A civilização, mesmo com os princípios de tantas e tão diferentes religiões que pregam o amor e a irmandade entre os seres humanos, como também o genuíno respeito à natureza, não conseguiu abafar o instinto de maldade e morte que espreita o impulso para sua realização, como o da estupidez.
Quando se vive num ambiente de cuidado à pacificação social, mediante a tolerância e o respeito construído por uma educação não guerreira, não miliciana, a competição entre os humanos chega a ser forte, às vezes fortíssima, mas não atinge nunca a vontade de extermínio do outro.
Quando se vive num ambiente de divulgação do ódio – inqualificável num regime democrático – ainda que incipiente, esse faz com que o instinto da maldade e da morte ganhe alento e incentivo para a destruição.
A divulgação continuada do discurso oficial do ódio, mesmo que dissimulado – ora contra pessoas ora contra instituições ou contra a natureza – ; seu fluxo, em verdade, representa a brutalidade com que esse se expande vagarosamente na sociedade, aprofundando não só a insegurança jurídica, mas contaminando a incerteza social, por meio da qual o medo sempre adere às pessoas como consequência. No início dessa etapa nebulosa, quando não se tem perspectiva de avanço, o discurso da violência dá foro de legitimidade à afirmação de que o homem continua o lobo do homem. Seu sucesso está na simplicidade com a qual resolve problemas complexos, na mentira que encarna, repetidas vezes, até que seja credenciada como verdade.
Esse fenômeno de elogio ao ódio por meio de um político, por exemplo, ganha inadvertidamente simpatia entre muitos jovens, simplesmente porque revela a capacidade de violar-se, descarada e impunemente, a lei e o pacto social que garantiriam a convivência pacífica. Afinal, nossa sociedade não vive mais sob o “imperativo categórico” da lei, com o espírito esparramado de solidariedade, uma vez que, doravante, o que está valendo é a individualidade, a capacidade de cada um, a arrogância dada pela supercomunicação e superinformação expressa por uma linguagem quase monossilábica na qual o ego se expõe na telinha do computador, como mercadoria disponível ao consumo.

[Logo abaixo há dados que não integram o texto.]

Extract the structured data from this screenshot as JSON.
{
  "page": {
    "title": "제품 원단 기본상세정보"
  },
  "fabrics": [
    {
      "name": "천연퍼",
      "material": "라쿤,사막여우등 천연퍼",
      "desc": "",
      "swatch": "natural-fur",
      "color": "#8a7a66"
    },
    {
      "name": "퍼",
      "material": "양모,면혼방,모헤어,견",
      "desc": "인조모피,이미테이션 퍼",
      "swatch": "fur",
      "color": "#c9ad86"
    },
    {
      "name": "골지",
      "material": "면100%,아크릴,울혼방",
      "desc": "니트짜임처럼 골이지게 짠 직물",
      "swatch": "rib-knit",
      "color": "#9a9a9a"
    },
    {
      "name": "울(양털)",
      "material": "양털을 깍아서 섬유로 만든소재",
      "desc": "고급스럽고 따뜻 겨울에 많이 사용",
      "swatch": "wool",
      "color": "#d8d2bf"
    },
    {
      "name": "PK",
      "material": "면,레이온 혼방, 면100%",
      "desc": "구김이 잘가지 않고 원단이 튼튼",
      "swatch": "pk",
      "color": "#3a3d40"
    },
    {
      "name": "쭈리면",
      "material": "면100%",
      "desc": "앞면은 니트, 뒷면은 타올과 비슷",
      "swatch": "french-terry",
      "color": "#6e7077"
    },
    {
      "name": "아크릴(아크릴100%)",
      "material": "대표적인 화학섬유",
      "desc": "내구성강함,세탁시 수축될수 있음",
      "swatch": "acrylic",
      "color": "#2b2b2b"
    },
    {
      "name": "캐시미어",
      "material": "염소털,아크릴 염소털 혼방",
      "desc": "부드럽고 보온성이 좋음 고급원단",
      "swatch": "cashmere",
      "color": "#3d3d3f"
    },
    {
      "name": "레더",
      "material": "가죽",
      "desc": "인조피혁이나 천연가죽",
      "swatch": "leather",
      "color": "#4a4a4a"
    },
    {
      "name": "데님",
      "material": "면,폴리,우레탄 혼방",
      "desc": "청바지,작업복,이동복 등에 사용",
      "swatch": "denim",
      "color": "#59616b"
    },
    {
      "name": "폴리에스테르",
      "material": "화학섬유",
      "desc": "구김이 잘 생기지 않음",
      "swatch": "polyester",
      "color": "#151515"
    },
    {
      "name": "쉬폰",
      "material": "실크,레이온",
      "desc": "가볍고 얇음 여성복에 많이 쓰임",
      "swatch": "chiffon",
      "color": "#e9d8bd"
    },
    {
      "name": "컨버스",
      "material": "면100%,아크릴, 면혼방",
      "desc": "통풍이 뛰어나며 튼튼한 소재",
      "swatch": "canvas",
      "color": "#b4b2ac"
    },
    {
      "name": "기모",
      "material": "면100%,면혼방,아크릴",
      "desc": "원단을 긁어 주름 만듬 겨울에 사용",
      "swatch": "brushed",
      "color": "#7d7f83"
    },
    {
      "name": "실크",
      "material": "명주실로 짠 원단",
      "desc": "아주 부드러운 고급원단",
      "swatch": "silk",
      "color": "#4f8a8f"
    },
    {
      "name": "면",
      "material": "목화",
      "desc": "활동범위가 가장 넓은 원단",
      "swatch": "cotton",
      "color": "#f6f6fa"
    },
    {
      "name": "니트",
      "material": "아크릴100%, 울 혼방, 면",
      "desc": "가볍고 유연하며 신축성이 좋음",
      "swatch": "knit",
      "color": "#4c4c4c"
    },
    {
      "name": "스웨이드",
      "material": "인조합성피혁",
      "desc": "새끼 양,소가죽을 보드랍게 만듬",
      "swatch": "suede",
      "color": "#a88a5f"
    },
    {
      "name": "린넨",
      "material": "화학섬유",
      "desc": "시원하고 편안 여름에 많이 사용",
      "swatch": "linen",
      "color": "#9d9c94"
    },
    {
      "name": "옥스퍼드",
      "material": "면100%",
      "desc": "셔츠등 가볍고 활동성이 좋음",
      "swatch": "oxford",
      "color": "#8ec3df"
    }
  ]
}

O ódio não se dissemina num só relance. Ele vai caminhando, devagarinho, como que apostando no que tem de negativo no espírito de homens e mulheres, até ter seu momento de glória e sangue.
Instala-se. Só que a história, que é sempre inacabada, segue seu rumo, engolindo homens e instituições, num vagar que, contudo, inspira os sonhadores de todos os tempos, aqueles que trazem a tocha da esperança contra os representantes do ódio.
Nesse quadro de terror anunciado, a lembrança da tortura, como método de investigação do Estado terrorista, define-se como a relação que humilha o torturado e apodrece, moralmente, o torturador.
Sem a força da moral, torturador não pode ser herói, salvo na pátria dos pigmeus morais, que não é a nossa.